Einsteinium

Einsteinium is an artificially created radioactive element . Its chemical symbol is Es, and its atomic number (number of protons in its nucleus) is 99.

Chemists place einsteinium in the actinide group of transuranium elements . For information on the position of einsteinium on the periodic table, see the article Periodic table .

Einsteinium
Einsteinium

Einsteinium has 17 known isotopes, forms with the same number of protons but different numbers of neutrons. The most stable isotope has an atomic mass number (total number of protons and neutrons) of 252. That isotope has a half-life of 472 days—that is, due to radioactive decay, only half the atoms in a sample of isotope 252 would still be atoms of that isotope after 472 days.

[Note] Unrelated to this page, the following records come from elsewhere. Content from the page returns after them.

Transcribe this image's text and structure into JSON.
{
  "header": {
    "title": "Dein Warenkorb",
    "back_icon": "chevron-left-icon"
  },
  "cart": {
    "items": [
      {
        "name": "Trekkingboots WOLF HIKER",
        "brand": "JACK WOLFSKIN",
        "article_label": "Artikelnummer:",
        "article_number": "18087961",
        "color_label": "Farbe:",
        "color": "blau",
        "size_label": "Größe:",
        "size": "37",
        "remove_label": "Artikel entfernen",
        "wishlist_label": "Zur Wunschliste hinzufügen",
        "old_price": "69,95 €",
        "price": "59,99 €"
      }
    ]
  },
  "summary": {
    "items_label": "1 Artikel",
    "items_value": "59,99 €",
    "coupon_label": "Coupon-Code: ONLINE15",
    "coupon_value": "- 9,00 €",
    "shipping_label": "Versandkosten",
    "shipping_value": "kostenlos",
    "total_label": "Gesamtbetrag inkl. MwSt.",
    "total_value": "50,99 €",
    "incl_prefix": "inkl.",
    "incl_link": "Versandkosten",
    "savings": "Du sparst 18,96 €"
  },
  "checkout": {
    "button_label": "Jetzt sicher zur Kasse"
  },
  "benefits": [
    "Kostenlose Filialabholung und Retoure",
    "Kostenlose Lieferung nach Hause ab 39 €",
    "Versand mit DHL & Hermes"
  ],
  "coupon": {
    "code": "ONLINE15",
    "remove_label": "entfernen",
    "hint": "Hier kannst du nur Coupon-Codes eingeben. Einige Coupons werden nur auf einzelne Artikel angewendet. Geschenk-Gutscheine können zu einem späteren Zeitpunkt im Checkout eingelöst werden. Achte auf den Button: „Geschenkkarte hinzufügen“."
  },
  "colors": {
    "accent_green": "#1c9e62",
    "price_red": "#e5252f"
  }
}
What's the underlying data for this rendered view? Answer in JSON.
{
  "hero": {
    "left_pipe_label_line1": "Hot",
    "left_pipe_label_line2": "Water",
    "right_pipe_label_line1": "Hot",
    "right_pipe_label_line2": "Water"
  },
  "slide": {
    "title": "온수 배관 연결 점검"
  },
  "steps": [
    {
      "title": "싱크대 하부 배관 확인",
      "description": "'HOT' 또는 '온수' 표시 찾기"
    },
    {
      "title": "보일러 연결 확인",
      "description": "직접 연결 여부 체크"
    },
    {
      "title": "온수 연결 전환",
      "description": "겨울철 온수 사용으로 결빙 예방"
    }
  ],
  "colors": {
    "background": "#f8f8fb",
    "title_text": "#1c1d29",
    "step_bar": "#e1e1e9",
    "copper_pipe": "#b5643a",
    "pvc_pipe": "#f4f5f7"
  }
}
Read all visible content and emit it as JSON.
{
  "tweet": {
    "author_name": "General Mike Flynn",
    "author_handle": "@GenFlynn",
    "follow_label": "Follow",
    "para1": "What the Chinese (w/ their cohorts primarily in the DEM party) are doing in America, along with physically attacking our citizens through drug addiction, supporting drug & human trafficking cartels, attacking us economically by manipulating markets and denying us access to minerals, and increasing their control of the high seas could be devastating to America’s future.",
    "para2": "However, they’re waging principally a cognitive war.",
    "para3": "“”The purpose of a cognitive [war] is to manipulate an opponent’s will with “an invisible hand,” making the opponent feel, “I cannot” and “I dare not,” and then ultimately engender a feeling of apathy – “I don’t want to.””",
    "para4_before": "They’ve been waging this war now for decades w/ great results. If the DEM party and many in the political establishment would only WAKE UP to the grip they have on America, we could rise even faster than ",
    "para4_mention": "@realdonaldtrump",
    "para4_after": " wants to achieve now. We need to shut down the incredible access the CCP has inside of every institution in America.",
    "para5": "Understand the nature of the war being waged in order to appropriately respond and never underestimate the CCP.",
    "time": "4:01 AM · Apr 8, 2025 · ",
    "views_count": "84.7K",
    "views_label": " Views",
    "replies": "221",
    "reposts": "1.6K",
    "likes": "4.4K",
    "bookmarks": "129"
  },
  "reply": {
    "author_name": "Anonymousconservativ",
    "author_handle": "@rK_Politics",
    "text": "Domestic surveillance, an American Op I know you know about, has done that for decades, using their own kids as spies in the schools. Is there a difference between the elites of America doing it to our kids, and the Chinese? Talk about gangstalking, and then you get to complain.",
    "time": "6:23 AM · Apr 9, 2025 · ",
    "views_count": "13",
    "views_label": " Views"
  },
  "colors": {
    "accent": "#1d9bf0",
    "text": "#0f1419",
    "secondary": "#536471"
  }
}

Scientists at the University of California, the Argonne National Laboratory, and the Los Alamos National Laboratory named this element in honor of the famous scientist Albert Einstein . Einsteinium was first discovered in 1952 in the debris from a hydrogen bomb explosion. Scientists collected this debris on filter papers carried by radio-controlled airplanes and from fallout on a nearby coral atoll. This new element formed when a great number of neutrons from the explosion collided with atoms of uranium 238 and were captured by their nuclei. Fermium , element 100, was formed at the same time.

Scientists first produced einsteinium in laboratory experiments in 1954. Today, one isotope of einsteinium, with mass number 253 and a half-life of 20 days, is produced in small amounts in nuclear reactors. Einsteinium compounds have also been prepared.